Londra –  La squadra, sostenuta da Land Rover e dalla Royal Geographical Society (con l’Ibg), ha fatto ritorno nel Regno Unito, dopo il successo della spedizione  “Polo del Freddo” a  Oymyakon, Russia.  Il team, sotto la guida della nota esploratrice britannica Felicity Aston, ha percorso 35.000 chilometri attraverso Danimarca, Norvegia, Finlandia, Russia (incluse Tuva, Altai e Yakuzia) e Svezia, sfidando temperature estreme che per tutto un mese hanno  sfiorato i – 50° C, con un picco di ben 59 gradi sotto zero,  raggiunto  a Tomtor, un villaggio a 35 km dal Polo del Freddo, nella Yakuzia centrale. Il veicolo del team era un Defender 110 modificato con upgrading per le sospensioni, protezioni per il sottoscocca e la trasmissione, riscaldatori ausiliari per motore e abitacolo, un serbatoio  maggiorato e portabagagli da tetto.

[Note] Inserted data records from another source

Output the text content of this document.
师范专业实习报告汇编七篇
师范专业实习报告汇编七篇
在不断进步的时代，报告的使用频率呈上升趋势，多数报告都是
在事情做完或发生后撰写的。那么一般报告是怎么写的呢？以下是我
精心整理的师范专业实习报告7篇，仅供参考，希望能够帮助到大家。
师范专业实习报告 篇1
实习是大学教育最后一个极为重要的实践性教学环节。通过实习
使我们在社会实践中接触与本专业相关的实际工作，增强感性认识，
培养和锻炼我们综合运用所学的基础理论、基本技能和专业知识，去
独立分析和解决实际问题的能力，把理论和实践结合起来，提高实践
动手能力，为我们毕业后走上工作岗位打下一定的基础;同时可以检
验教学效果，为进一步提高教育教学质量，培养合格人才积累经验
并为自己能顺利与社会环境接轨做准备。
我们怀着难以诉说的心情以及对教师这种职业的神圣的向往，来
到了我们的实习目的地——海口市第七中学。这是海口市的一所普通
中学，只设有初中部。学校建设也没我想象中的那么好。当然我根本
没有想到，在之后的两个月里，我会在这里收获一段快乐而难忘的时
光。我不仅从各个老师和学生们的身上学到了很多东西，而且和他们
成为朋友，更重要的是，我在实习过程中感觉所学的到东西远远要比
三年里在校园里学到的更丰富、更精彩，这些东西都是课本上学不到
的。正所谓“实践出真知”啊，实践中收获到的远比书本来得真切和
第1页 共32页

Lo scopo dell’impresa era inseguire l'inverno attraverso un intero continente, per studiare le ripercussioni sociali, culturali e fisiche di un clima estremo sulla vita delle popolazioni locali. E lungo la strada la spedizione ha incontrato un’incredibile varietà di comunità ed individui, collezionando numerose avvincenti esperienze.
Il team ha infatti scoperto che l'inverno non è buio, ma pieno di colore  e che l'effetto del freddo estremo è tanto alieno al nostro modo di vivere quanto la vita su un altro pianeta. Il Team ha partecipato all’annuale raduno delle renne con i Sami Skolt di Finnmark delle renne, e con questi ha ammirato l'aurora boreale al canto di uno sciamano; ha attraversato di notte un fiume siberiano ghiacciato, ha celebrato il Natale per ben tre volte e si è unito ai Tuvani nel canto Khoomei celebrativo dell'anno nuovo, al "Centro dell'Asia". Eppure, la scoperta più sorprendente è stata, secondo Felicia  <<che gli esseri umani sono  resistenti per natura e si adattano in maniera meravigliosa anche ai climi più inospitali. Negli ultimi 3 mesi abbiamo percorso più di 35.000 chilometri inseguendo letteralmente l'inverno attraverso  la Scandinavia e la Siberia. Lungo il percorso abbiamo traversato il Circolo Polare Artico, abbiamo raggiunto la località più settentrionale dell'Europa, abbiamo guidato il Defender anche a 59 gradi sotto zero. E' stata un'opportunità incredibile per esplorare la vita nel gelo e la geografia dell'inverno. Ci sentiamo ancora molto fortunati per aver ricevuto il "Land Rover Rgs-Ibg Bursary" che ha reso possibile questo straordinario viaggio>>.
Ora, nuovamente a casa, il team organizzerà una mostra itinerante nel Regno Unito che documenterà l’impresa compiuta, attraverso immagini del viaggio, reperti di valore culturale e storie raccolte nelle varie tappe della spedizione. Tali materiali saranno inoltre impiegati a scopo didattico nel nuovo corso di studi britannico (Key Stage 3 National Curriculum) che riguarda sia la Russia sia i territori a clima freddo (polari, alpini, glaciali, periglaciali).  I materiali didattici per le scuole sono stati prodotti dalla Royal Geographical Society (con l’Ibg) e saranno disponibili online per trasferire le scoperte geografiche dal campo alle aule.